Procès à Laval: Accurso aurait tenté de régler une erreur de contrat truqué

Tony Accurso fait face à des accusations de fraude, de corruption de fonctionnaire, d’abus de confiance et de complot dans le cadre d’un système de partage de contrats et de ristournes.
Photo: Jacques Nadeau Le Devoir Tony Accurso fait face à des accusations de fraude, de corruption de fonctionnaire, d’abus de confiance et de complot dans le cadre d’un système de partage de contrats et de ristournes.

Tony Accurso a tenté de régler un litige concernant un contrat truqué, a rapporté mardi le premier témoin entendu à son procès pour fraude et corruption à Laval.

En 2005, l’ancien directeur de la firme Valmont-Nadon Gilles Théberge et le bras droit de Tony Accurso, Joe Molluso, découvrent lors d’une rencontre aux bureaux de Louisbourg que la Ville de Laval a promis à leurs deux entreprises le même projet de 4 millions de dollars. « On est tous les deux tombés à la renverse », a raconté sous serment M. Théberge, qui poursuivait mardi son témoignage.

Puisque ni lui ni Joe Molluso n’étaient les présidents de leurs entreprises, ils ont convenu d’aller discuter avec M. Accurso de la situation.

« On a transféré vers son bureau [qui était au même étage que celui de M. Molluso] », a mentionné M. Théberge, qui prend toujours soin de souligner minutieusement les détails lors de son témoignage.

C’est la première fois que M. Théberge a abordé l’implication de M. Accurso dans le stratagème de partage de contrats à Laval. « [Joe Molluso et moi] on ne voulait pas que Valmont-Nadon se chicane avec Louisbourg. On voulait que quelqu’un tranche sur qui garderait le projet », a-t-il indiqué.

La rencontre s’est conclue lorsque Joe Molluso a lancé devant M. Accurso. « Tony va s’en occuper », a dit M. Théberge.
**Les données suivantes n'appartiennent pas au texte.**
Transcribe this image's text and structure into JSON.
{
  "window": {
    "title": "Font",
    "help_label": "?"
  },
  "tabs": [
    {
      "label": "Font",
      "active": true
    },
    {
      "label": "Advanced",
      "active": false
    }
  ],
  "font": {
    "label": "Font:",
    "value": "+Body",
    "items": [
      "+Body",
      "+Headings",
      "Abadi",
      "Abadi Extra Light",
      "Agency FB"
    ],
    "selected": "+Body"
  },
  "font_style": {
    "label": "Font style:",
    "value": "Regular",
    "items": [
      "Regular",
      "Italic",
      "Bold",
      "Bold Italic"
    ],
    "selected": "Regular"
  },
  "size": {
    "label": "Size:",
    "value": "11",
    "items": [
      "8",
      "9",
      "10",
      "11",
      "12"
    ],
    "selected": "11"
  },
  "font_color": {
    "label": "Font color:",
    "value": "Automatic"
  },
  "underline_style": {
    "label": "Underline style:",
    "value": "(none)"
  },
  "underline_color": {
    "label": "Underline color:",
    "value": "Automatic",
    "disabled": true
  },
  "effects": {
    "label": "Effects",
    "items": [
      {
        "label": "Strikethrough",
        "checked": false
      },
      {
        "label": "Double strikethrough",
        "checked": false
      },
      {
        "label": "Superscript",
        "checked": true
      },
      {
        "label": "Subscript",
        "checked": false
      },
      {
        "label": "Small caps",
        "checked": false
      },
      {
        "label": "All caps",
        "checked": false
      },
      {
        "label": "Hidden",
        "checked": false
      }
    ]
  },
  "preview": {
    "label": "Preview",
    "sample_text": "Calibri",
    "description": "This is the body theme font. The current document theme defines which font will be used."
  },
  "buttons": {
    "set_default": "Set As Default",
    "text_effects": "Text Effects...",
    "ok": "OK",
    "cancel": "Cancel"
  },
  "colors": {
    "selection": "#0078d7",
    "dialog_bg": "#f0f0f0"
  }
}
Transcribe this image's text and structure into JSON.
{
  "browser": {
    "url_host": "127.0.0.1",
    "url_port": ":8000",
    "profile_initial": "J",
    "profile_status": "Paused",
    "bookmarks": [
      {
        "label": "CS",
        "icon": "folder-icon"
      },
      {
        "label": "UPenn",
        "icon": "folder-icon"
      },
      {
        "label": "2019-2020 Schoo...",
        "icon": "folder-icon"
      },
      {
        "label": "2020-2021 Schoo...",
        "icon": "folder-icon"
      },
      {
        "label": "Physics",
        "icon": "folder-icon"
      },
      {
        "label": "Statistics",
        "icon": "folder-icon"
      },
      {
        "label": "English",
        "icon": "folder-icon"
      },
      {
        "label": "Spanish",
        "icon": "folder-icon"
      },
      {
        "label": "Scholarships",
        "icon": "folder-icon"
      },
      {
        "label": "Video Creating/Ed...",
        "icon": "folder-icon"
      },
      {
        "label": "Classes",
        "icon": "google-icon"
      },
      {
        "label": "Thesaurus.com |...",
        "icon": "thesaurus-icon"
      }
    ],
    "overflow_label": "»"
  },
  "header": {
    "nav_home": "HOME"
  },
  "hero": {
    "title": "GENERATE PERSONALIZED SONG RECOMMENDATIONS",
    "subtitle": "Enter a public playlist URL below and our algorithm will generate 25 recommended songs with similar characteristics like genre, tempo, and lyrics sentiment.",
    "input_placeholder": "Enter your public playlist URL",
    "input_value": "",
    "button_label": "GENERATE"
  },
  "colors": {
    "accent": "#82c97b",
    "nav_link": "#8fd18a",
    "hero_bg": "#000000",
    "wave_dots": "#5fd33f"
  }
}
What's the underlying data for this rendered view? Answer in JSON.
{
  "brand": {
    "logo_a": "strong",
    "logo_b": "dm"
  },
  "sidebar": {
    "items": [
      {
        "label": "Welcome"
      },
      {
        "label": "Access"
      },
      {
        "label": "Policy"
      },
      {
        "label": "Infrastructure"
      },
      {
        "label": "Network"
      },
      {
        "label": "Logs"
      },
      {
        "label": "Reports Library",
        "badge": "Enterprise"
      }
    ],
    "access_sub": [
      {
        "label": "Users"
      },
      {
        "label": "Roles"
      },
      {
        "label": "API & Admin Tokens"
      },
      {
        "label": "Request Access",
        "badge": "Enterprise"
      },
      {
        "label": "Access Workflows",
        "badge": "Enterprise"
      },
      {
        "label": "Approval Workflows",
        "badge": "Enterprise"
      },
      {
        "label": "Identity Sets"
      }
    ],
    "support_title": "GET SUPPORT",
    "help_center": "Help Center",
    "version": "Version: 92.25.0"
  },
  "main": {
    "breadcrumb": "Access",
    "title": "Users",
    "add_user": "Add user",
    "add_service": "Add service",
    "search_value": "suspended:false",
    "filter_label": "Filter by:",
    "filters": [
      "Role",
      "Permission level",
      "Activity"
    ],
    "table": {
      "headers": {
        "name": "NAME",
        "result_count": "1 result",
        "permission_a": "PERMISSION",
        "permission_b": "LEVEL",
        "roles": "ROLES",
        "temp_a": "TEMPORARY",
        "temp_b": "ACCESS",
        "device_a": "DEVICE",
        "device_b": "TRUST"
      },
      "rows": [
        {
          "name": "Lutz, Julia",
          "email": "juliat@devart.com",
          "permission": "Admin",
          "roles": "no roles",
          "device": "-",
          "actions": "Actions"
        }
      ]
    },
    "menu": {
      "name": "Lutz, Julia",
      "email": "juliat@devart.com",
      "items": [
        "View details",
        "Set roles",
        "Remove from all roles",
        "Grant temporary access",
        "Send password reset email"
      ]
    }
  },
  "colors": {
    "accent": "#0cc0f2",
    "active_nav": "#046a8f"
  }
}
Selon le témoin, son patron Valmont Nadon [aujourd’hui décédé] et M. Accurso auraient chacun présenté leurs doléances au maire Gilles Vaillancourt. « La Ville de Laval a retardé le projet de quinze jours […] Ils pensaient qu’on réussirait à s’entendre », a-t-il dit.

Puisque ni le maire Vaillancourt ni les deux entreprises n’ont voulu trancher à qui revenait le contrat, pour une rare fois, les deux firmes ont décidé d’y aller avec une « soumission libre ».

« On a tous les deux préparé notre soumission au meilleur de nos connaissances […] Et puis, c’est nous [Valmont-Nadon] qui l’avons gagné, mais on aurait très bien pu le perdre ! » a-t-il rapporté.

Il a précisé que c’est le seul projet pour lequel Valmont-Nadon et Louisbourg ne sont pas arrivés à un accord.

« Tous les autres contrats collusionnés, on s’est toujours entendus », a-t-il ajouté.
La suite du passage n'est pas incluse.